Dans ce roman autobiographique, Tolstoï raconte ses souvenirs d’enfance et d’adolescence et se livre à l’introspection grâce son double fictif: Nicolas Pétrovitch Irteneff. Le roman, commencé en 1851, a été abandonné six ans plus tard sans que Tolstoï ait rédigé le quatrième volet prévu initialement. C’est donc un livre en trois parties qu’il nous a laissé, chaque partie étant consacrée à une étape de sa jeunesse. Au début du récit, le petit Nicolas a 10 ans, et lorsque nous le quittons c’est un étudiant entré dans sa dix-septième année. Dans l’intervalle, le lecteur s’est pris d’affection pour ce garçon qui ressemble étrangement au jeune Tolstoï.
En invoquant l’univers de son enfance, l’auteur ressuscite la Russie tsariste, avec ses barines (propriétaires terriens), ses serfs, sa hiérarchie de fonctionnaires et son aristocratie moscovite. Les Irteneff vivent tantôt à Moscou, tantôt dans leur domaine de Petrovskoïe, à la campagne. C’est cette maison familiale que Tolstoï évoque avec le plus de nostalgie. Il y situe les premières joies et les premières émotions de son petit héros : les jeux, le paysage champêtre aperçu par la fenêtre, la chasse avec son père, les leçons du bon précepteur Karl Ivanovitch, les après-midi passées à rêvasser en écoutant sa mère jouer du piano… Puis vient le départ pour Moscou. Dans la maison de la grand-mère, Nicolas manifeste pour la première fois ses talents de poète et découvre les sentiments amoureux au cours d’un bal d’enfants. Toutes ces émotions juvéniles sont exprimées dans un langage simple. Mais grâce à la magie des mots, on retrouve avec Nicolas des impressions propres à l’enfance, ce regard émerveillé sur le monde, la fraîcheur et l’insouciance de la jeunesse. Pourtant les chagrins ne sont pas totalement absents de la vie du petit garçon.

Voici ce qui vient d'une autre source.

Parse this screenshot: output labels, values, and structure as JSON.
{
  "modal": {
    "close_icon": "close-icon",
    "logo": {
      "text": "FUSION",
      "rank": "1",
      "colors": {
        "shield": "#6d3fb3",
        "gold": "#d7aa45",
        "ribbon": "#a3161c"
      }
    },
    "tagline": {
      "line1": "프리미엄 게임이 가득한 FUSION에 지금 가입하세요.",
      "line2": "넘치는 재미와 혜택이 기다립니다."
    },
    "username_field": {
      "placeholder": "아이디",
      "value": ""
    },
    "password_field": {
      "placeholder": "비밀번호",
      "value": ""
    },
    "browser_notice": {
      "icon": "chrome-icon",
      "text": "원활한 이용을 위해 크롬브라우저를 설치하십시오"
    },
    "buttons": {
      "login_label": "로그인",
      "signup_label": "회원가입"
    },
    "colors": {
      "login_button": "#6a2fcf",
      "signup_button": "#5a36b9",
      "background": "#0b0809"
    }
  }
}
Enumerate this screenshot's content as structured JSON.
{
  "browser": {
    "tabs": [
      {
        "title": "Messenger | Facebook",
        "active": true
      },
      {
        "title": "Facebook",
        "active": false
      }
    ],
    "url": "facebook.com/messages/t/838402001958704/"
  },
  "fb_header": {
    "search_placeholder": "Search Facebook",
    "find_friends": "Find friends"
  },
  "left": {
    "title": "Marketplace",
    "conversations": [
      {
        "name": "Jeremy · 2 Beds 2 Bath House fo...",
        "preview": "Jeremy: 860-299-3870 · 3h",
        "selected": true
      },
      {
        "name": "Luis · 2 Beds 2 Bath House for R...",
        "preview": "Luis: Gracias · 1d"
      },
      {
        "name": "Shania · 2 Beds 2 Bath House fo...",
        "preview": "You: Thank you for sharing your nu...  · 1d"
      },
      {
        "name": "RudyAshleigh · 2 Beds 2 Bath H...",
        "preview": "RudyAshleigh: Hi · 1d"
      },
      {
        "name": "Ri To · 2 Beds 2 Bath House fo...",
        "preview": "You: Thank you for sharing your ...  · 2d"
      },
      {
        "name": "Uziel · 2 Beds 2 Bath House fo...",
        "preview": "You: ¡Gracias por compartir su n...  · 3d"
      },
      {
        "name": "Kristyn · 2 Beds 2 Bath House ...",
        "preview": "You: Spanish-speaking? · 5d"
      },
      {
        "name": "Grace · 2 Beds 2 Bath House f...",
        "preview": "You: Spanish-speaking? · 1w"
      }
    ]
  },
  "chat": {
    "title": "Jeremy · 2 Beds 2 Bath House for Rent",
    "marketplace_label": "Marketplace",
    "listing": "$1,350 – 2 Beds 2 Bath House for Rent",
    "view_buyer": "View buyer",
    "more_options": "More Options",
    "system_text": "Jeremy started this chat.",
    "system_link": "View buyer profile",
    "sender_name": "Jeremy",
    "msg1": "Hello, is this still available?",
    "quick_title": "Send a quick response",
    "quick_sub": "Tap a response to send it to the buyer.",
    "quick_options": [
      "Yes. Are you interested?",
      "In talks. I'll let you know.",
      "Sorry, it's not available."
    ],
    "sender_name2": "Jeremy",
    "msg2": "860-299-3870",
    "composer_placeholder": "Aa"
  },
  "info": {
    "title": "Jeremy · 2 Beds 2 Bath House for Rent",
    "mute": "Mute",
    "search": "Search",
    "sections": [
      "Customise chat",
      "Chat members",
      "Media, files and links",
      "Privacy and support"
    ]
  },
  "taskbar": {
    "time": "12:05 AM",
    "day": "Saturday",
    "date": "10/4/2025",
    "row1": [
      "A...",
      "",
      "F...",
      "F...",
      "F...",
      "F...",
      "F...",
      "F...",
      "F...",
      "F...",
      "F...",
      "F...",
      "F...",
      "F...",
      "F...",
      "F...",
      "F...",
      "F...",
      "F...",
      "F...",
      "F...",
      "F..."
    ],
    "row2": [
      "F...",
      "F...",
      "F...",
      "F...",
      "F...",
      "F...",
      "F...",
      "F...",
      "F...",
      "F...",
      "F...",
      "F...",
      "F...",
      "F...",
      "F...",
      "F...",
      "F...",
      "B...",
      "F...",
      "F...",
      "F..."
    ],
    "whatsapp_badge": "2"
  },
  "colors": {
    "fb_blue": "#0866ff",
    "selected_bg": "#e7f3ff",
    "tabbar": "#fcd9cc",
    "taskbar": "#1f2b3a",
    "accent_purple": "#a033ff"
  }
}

Lorsqu’il quitte Petrovskoïe, image du paradis terrestre, Nicolas perd un peu de son innocence en découvrant des sentiments nouveaux. Il comprend par exemple que son père n’est pas infaillible. Mais c’est surtout la disparition de la mère – figure idéalisée que Tolstoï n’a jamais connue - qui marque la fin de l’enfance.
La suite du récit s’attarde davantage sur la psychologie du jeune héros, en qui l’on peut voir un alter ego de Tolstoï. Timide, conscient de sa laideur, Nicolas n’en est pas moins orgueilleux et, malgré ses intentions pieuses, il ne peut dissimuler son mépris pour ses inférieurs, ces gens qui ne sont pas « comme il faut ». Intelligent, il refuse pourtant de se plier aux exigences de ses professeurs. A ses élans les plus enthousiastes succèdent des moments de paresse et de désespoir. Car c’est une personnalité encore mouvante, inachevée, qui nous est dépeinte ici. Sa formation morale, le jeune homme la puise dans la foi ardente de la vieille Russie, mais aussi dans les romans et les discussions philosophiques qu’il partage avec ses amis, dans ses rêves enfin. Dans les parties intitulées « Adolescence » et « Jeunesse », Nicolas grandit. Il tombe amoureux – ou croit l’être !- et il lui arrive même de fantasmer sur les servantes. Que de naïvetés charmantes dans ces pages! Entre ses études, ses rêveries et son amitié avec Nekhlioudof, c’est un jeune homme bien occupé. De même, chaque membre de la famille Irteneff évolue. Il y a là quelques portraits inoubliables dont on sent qu’ils s’inspirent de modèles vivants chers à Tolstoï.
Ce livre mérite amplement d’être lu, d’abord parce qu’il permet à chacun de revivre avec bonheur des émotions enfantines. Pas de grands évènements, nul développement politique ou militaire relatif à la Russie, rien que les joies et le chagrins ordinaires d’un garçon qui découvre la vie. Tolstoï dépeint cet autre lui-même avec un humour tendre et, même s’il s’agit d’une personnalité bien singulière, on peut aussi y voir un hymne universel à la jeunesse.